From a carbon‑cycle perspective, you are not just comparing PP to concrete; you are comparing a living, soil‑and‑plant system to an inert, mineral one.

LEED and Green Building Considerations

Many projects today aim for certification under programs like LEED (Leadership in Energy and Environmental Design). While Varden blocks by themselves are not a “single‑product LEED credit,” they can support multiple sustainability goals when integrated thoughtfully.

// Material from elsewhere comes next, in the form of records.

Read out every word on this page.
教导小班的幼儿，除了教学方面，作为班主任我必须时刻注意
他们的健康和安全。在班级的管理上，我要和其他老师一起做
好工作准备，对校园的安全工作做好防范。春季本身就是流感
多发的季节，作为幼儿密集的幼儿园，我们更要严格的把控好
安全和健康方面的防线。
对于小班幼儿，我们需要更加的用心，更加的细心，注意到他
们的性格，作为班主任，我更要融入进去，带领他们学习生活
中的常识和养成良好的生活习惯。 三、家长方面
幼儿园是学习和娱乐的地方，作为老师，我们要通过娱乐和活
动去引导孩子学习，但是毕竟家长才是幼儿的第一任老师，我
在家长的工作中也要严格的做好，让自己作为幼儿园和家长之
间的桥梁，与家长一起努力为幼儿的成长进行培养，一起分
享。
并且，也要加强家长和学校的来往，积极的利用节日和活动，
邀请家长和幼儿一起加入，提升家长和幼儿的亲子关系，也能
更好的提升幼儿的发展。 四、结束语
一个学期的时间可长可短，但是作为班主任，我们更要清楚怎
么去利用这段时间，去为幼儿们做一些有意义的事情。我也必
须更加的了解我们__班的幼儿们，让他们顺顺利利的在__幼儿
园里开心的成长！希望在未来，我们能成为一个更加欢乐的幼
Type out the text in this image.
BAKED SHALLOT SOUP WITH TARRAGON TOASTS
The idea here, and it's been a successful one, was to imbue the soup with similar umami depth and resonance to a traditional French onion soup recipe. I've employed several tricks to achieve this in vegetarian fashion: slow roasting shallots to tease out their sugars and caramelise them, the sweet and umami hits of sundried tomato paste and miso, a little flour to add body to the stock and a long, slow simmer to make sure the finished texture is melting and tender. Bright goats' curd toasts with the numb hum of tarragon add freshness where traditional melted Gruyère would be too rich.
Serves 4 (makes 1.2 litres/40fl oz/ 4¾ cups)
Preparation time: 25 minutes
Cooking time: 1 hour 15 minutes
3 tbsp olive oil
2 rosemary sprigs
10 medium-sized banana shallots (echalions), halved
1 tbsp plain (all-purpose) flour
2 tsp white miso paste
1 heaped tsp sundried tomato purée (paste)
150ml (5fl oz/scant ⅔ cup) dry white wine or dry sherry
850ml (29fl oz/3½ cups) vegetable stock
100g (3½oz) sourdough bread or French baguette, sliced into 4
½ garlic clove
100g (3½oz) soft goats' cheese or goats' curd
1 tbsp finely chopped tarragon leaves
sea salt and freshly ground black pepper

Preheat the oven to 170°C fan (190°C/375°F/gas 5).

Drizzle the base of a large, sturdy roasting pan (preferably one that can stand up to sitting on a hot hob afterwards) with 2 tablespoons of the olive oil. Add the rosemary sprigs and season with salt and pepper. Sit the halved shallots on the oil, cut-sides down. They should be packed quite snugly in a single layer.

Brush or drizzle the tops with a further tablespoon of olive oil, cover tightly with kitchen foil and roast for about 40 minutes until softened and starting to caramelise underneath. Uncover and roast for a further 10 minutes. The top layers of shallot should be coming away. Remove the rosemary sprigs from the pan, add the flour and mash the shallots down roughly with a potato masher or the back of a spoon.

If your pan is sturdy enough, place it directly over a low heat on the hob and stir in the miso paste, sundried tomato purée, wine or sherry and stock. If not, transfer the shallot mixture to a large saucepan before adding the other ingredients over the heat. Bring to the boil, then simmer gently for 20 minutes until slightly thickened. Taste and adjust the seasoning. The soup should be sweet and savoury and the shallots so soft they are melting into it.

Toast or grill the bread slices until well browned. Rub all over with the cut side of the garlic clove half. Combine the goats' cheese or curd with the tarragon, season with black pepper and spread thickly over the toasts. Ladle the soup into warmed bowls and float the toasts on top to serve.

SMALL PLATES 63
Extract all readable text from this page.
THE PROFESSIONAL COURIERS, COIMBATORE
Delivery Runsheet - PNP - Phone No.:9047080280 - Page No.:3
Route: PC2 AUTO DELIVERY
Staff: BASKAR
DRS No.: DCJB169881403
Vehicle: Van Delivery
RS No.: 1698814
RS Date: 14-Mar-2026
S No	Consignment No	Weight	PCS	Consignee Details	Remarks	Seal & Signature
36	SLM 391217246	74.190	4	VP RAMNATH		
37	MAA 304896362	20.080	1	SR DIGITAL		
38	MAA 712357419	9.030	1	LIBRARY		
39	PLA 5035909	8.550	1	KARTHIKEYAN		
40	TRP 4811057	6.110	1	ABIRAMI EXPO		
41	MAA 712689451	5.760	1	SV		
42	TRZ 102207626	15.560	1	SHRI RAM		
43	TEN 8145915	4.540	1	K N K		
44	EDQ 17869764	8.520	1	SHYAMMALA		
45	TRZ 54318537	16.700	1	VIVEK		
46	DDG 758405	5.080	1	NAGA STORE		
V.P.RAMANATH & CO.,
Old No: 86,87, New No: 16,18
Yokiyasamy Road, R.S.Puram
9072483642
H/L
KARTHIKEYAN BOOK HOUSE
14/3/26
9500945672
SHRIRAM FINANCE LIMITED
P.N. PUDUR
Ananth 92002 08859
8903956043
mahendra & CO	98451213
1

Here are a few ways they can contribute:

• Reduced transport emissions
Lighter blocks and fewer truckloads help design teams demonstrate efforts to cut embodied carbon in sitework and landscape elements.
• Support for green infrastructure
Varden walls add vegetated vertical surface area, helping address heat‑island effects, improve site ecology, and support resilient site design.
• Compatibility with broader embodied‑carbon strategies
As owners and design teams seek to reduce total embodied carbon in structure and site elements, substituting some heavy, cement‑intensive components with lighter, long‑life PP systems can be part of a holistic strategy, especially when the system also adds ecological function.

If your project team needs help documenting the Varden™ system within a green building framework, Verdtech can provide product data and coordinate with designers to integrate the wall into their overall sustainability narrative.

Direct Answers to Common Concerns About Plastic

We regularly hear a few questions about using plastic in a retaining wall. Here are straightforward answers.

“Won’t plastic degrade in the sun and get brittle?”

Thin, exposed plastics that weren’t designed for long‑term outdoor use can become brittle. Varden™ blocks are different:

• They are made from structural‑grade PP with UV stabilizers and toughness enhancers.
• In a finished wall, blocks are mostly buried and shaded by plants, drastically reducing UV exposure.
• They are rigid modules supported by soil and interlock, not thin films flexing in the wind.

In the environment we designed for, loss of strength from UV exposure is not expected to be a limiting factor.

“Is plastic really strong enough for a retaining wall?”

Retaining walls work as systems. The block, backfill, drainage, and reinforcement all share the load.

• Varden™ blocks are engineered with geometry and interlocks that work with standard retaining‑wall design practices.
• PP offers excellent impact resistance and fatigue performance when properly formulated and molded.
• Real‑world installations have demonstrated that, in the right design envelope, these blocks perform as expected in the field.
• The wall does not rely on raw mass alone; it relies on smart engineering and robust material.

“Isn’t plastic worse for the environment than concrete?”

In some uses—especially short‑life packaging—plastic can indeed be more problematic. In this specific use, however, the picture is different:

• We use a small mass of PP per square foot of wall to avoid much larger masses of cement and aggregate.
• We move far less weight per project, reducing hauling energy and emissions.
• We create a planted wall that actively stores carbon in soil and plants over its service life.

Instead of asking “Is plastic good or bad?” we ask, “Is this a smart, high‑value use of plastic compared with the alternative?”

“Will plastic leach into the soil or harm edible plants?”

PP is widely used in food‑contact containers, closures, and other applications precisely because it is chemically stable and has low migration under normal conditions.

• In a Varden™ wall, the material is in contact with soil and water at ambient temperatures.
• Surface area of plastic relative to soil volume is modest.
• The material is essentially inert in typical landscape soils.

Using PP as the structural shell for a planted retaining wall is consistent with long‑standing use of PP in nursery pots, irrigation components, and many food‑related applications.

A Deliberate, High‑Value Use of Plastic

The real question is not whether PP is impact‑free—it is not. The question is whether we are using it in a way that creates more long‑term environmental value than the alternative.

In Varden™ plantable retaining walls, plastic is:

• Used sparingly, in a high‑value, multi‑decade structural application.
• Enabling a wall that would otherwise be solid concrete to become a planted, living surface.
• Allowing huge reductions in transport weight and associated emissions per square foot of wall.
• Supporting soil and plant systems that store carbon and improve local microclimates instead of contributing to heat islands.

For homeowners, landscape professionals, engineers, and designers who want retaining walls that are structurally sound and environmentally thoughtful, Varden offers a different path: less concrete, less mass, a carefully chosen engineered plastic, and a wall that becomes a living asset for decades to come.